Here we compute the [Normalized Difference Water Index, or NDWI](https://en.wikipedia.org/wiki/Normalized_difference_water_index) of the imagery. We are using the version for detecing bodies of water, defined by:

![ndwi equation](files/ndwi.png)

In [None]:
g = layer.bands(bands["Green"]).convert_data_type(gps.CellType.FLOAT64).cache()
nir = layer.bands(bands["NIR"]).convert_data_type(gps.CellType.FLOAT64).cache()

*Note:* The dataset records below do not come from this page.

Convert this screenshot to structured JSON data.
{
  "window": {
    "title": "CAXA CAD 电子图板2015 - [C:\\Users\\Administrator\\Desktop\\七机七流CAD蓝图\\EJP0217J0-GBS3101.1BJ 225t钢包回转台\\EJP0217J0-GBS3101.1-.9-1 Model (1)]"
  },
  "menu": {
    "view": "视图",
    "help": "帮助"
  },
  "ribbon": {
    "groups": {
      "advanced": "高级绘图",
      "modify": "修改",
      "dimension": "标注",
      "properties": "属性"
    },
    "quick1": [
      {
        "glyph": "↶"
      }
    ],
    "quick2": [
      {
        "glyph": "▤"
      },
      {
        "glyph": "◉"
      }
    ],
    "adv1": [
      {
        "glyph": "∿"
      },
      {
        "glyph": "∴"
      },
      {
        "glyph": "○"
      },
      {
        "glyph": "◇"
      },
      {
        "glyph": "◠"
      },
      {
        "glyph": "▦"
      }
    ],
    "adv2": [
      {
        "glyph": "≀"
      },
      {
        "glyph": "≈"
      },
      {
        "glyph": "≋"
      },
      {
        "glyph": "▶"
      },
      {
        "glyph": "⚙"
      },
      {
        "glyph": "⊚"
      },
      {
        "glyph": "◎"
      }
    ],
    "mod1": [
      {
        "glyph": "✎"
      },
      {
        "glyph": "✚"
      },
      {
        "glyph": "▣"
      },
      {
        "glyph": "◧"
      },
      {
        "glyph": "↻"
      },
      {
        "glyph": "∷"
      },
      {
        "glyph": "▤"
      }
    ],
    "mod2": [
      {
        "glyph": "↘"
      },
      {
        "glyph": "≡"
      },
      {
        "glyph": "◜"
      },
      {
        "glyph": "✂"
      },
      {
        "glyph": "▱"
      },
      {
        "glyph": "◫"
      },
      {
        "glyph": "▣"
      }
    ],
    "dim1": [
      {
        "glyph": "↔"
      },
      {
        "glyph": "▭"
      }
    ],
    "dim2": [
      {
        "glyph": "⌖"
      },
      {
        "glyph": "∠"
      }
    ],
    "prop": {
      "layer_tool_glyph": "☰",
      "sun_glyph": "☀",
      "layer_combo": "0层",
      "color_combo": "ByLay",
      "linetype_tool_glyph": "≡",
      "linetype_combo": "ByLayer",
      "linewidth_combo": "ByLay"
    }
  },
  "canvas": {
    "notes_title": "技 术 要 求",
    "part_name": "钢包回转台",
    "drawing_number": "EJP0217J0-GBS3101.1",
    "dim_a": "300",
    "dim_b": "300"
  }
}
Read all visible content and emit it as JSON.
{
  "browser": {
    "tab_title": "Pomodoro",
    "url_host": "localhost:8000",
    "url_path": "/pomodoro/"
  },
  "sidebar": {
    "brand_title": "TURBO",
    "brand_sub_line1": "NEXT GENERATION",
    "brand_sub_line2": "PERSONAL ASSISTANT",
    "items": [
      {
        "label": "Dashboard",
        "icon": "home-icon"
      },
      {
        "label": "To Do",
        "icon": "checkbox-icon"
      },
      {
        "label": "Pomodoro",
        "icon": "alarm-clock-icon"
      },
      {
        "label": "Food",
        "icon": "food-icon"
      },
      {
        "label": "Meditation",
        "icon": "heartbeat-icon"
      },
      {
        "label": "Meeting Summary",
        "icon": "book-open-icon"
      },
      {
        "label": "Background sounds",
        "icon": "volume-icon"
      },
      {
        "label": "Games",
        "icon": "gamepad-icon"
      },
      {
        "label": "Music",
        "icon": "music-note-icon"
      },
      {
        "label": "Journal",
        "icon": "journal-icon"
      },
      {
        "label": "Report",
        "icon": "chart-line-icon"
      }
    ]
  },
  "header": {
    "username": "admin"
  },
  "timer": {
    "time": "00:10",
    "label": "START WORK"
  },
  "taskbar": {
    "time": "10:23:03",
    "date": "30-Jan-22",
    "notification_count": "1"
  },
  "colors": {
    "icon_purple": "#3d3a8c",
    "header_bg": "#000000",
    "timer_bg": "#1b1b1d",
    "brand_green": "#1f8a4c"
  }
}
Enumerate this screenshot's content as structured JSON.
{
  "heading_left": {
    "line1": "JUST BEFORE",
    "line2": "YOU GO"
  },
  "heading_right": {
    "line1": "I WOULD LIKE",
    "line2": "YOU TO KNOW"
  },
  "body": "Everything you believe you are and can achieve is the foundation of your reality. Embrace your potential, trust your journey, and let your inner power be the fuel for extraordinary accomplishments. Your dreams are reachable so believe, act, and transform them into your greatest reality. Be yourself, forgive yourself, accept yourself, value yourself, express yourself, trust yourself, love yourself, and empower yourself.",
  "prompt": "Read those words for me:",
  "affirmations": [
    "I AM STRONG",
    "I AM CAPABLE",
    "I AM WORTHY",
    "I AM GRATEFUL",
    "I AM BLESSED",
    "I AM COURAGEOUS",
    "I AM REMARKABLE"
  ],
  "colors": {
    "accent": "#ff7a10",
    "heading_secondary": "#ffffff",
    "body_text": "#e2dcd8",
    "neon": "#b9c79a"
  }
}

ndwi = (g - nir) / (g + nir)

Now we can take the `mean_series` of the data to calculate the average NDWI
of our county per time of available imagery. 

In [None]:
mean_series = ndwi.mean_series(county_wm)
ndwi_over_time = { k: v for (k, v) in mean_series }

To visualize this data, we can convert it to a pandas dataframe, remove `nan` values
and plot it over time

In [None]:
df = pd.DataFrame.from_dict(ndwi_over_time,  orient='index')
df = df.dropna(axis=0)
df

In [None]:
df.plot()
plt.show()

We can compute the time that has the maximum NDWI with pandas:

In [None]:
max_time = df[0].argmax().to_pydatetime()
max_time

## Visualizing the scene with the maximum NDWI

Here we filter our spatiotemporal layer to a spatial layer, using the date we computed above. We then paint it on the map using the color ramp defined above.
Ideally, we'll see any bodies of water marked in clear blue.

In [None]:
spatial_layer = ndwi.to_spatial_layer(target_time=max_time)

In [None]:
pyramid = spatial_layer \
            .mask(county_wm) \
            .repartition(100) \
            .pyramid(resample_method=gps.ResampleMethod.BILINEAR)

In [None]:
tms_server = gps.TMS.build(pyramid, display=ndwi_color_map)

for l in M.layers:
    M.remove_layer(l)
M.add_layer(TMSRasterData(tms_server), name="ndwi")